If you change a summary-writing rule or storage format:
- Bump the corresponding version marker (
<!-- memex-managed:1.x.y -->,<!-- summary-format-version:N -->). - Add a migration note in
init/references/migrations.md. - Make
/memex:lintflag old-version workspaces so users can opt into the upgrade via/memex:resummarize.
Each consuming skill ships its own copy of the deterministic helpers (verify-wikilinks.py, extract-graph.py, sources.py) in its scripts/ subfolder.
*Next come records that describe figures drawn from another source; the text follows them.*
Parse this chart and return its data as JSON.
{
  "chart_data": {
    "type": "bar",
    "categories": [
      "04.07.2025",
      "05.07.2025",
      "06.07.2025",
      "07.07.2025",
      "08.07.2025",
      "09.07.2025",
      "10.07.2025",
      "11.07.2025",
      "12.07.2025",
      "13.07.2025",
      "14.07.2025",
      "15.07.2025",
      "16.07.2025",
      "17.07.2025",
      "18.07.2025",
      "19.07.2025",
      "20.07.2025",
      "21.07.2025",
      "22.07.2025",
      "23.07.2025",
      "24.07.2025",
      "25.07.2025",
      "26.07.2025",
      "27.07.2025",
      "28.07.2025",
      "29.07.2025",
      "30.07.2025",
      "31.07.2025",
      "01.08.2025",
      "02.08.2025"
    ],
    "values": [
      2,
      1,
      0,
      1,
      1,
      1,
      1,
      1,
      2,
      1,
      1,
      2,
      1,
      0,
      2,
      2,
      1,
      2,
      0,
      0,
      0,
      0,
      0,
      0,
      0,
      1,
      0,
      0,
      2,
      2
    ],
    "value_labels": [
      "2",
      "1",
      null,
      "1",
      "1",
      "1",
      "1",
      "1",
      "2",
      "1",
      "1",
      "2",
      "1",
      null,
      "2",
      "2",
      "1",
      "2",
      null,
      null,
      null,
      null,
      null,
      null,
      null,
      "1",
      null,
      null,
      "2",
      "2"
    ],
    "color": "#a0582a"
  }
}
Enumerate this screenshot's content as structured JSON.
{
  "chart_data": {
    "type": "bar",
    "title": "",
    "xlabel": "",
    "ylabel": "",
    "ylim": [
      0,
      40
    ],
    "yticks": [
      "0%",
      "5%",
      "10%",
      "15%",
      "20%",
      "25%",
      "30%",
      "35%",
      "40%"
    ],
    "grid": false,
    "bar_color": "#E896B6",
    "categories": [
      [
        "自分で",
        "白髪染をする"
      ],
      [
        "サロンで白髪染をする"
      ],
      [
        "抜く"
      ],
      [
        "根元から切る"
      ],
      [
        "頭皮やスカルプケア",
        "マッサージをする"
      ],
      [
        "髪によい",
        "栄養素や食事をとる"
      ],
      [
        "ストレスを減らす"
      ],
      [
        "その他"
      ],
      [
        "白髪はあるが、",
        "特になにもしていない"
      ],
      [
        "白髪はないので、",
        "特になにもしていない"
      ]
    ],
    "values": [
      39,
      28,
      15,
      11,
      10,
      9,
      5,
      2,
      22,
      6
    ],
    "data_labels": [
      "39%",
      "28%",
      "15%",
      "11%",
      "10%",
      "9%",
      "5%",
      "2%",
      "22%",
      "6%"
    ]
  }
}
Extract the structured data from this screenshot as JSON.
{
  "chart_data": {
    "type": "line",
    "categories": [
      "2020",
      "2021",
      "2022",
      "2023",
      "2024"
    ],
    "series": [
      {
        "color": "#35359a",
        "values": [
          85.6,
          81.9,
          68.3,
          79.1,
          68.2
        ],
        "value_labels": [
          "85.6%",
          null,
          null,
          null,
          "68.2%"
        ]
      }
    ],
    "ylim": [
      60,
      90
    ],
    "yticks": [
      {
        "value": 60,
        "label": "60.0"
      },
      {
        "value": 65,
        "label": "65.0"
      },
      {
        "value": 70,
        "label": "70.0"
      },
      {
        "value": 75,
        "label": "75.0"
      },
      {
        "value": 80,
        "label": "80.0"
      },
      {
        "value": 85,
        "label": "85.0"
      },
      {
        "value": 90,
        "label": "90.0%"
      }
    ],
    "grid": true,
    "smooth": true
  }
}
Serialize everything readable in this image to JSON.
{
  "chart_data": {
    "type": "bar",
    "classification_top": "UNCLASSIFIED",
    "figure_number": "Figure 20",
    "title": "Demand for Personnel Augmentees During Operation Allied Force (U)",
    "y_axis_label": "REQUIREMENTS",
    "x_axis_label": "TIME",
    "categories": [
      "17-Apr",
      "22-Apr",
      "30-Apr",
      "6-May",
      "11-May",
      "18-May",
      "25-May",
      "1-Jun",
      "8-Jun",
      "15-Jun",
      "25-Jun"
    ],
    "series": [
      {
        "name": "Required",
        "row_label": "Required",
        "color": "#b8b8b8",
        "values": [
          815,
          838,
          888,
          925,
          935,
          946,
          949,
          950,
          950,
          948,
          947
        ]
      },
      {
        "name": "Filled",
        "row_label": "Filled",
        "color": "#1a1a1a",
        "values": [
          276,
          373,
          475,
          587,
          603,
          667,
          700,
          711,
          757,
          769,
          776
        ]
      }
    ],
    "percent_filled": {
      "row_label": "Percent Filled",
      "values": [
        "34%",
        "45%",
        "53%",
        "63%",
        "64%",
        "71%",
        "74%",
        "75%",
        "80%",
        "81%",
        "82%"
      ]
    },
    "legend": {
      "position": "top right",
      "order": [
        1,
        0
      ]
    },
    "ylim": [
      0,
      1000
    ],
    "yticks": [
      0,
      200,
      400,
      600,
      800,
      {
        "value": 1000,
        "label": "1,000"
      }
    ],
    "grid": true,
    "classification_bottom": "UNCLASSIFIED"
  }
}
Owner skills hold the canonical version that tests, CI, and docs reference:
verify-wikilinks.py→memex/skills/wikilinks/scripts/extract-graph.py→memex/skills/lint/scripts/sources.py→memex/skills/cross-search/scripts/
Rules:
- Python stdlib only. No
pip install. No new runtime deps. - Add a
#!/usr/bin/env python3shebang andchmod +x. - Use
argparsesubcommands for verbs. - Add a test in
tests/test_scripts.pyfor any new behavior. - Document the flag surface in the docstring at the top of the file.
- Edit the owner copy, then mirror to every other consuming skill.
tests/test_scripts.pyincludes a drift check that fails CI if copies diverge.
Optional. Files without frontmatter still work (purely additive). Recognized keys:
---
type: decision | person | project | meeting | reference | other
people: [[Alice]], [[Bob]]
projects: [[campaign-2026]]
supersedes: [[old-decision]]
superseded-by: [[newer-decision]]
blocks: [[other-task]]
blocked-by: [[upstream-task]]
date: YYYY-MM-DD
status: active | superseded | archived | draft
---memex/skills/lint/scripts/extract-graph.py parses these into memory/.graph.md at session-end.
benchmarks/longmemeval/ is a self-contained retrieval benchmark on LongMemEval-S. The tooling there installs numpy, rank_bm25, sentence-transformers, etc. into a .venv. That's allowed because it's contributor-only and never runs on user machines.
To re-baseline:
cd benchmarks/longmemeval
.venv/bin/python run_bench.py --strategies content:bm25 summary:bm25 firstmsg:bm25 summary:embed firstmsg:embed --save-as baseline_$(date +%Y%m%d)To diff:
.venv/bin/python compare.py results/<new>.json results/<old>.json --by-typeExample workspaces show people what Memex looks like after setup. To add one:
- Create a folder in
examples/with a descriptive name - Include:
CLAUDE.md,_MANIFEST.md,memory/files, domain hubs,_CLOSETS.mdper hub - Fill in realistic (fictional) content - no placeholders
- Run wikilink + graph verification to confirm clean state
- Add a row to the Examples table in
README.md
- Markdown files: no trailing whitespace, one blank line at end of file
- Python scripts: standard formatting, docstrings on modules and public functions, type annotations on public functions
- Commit messages: imperative mood, one line, under 72 characters
- No em dashes
By contributing, you agree that your contributions will be licensed under the MIT License.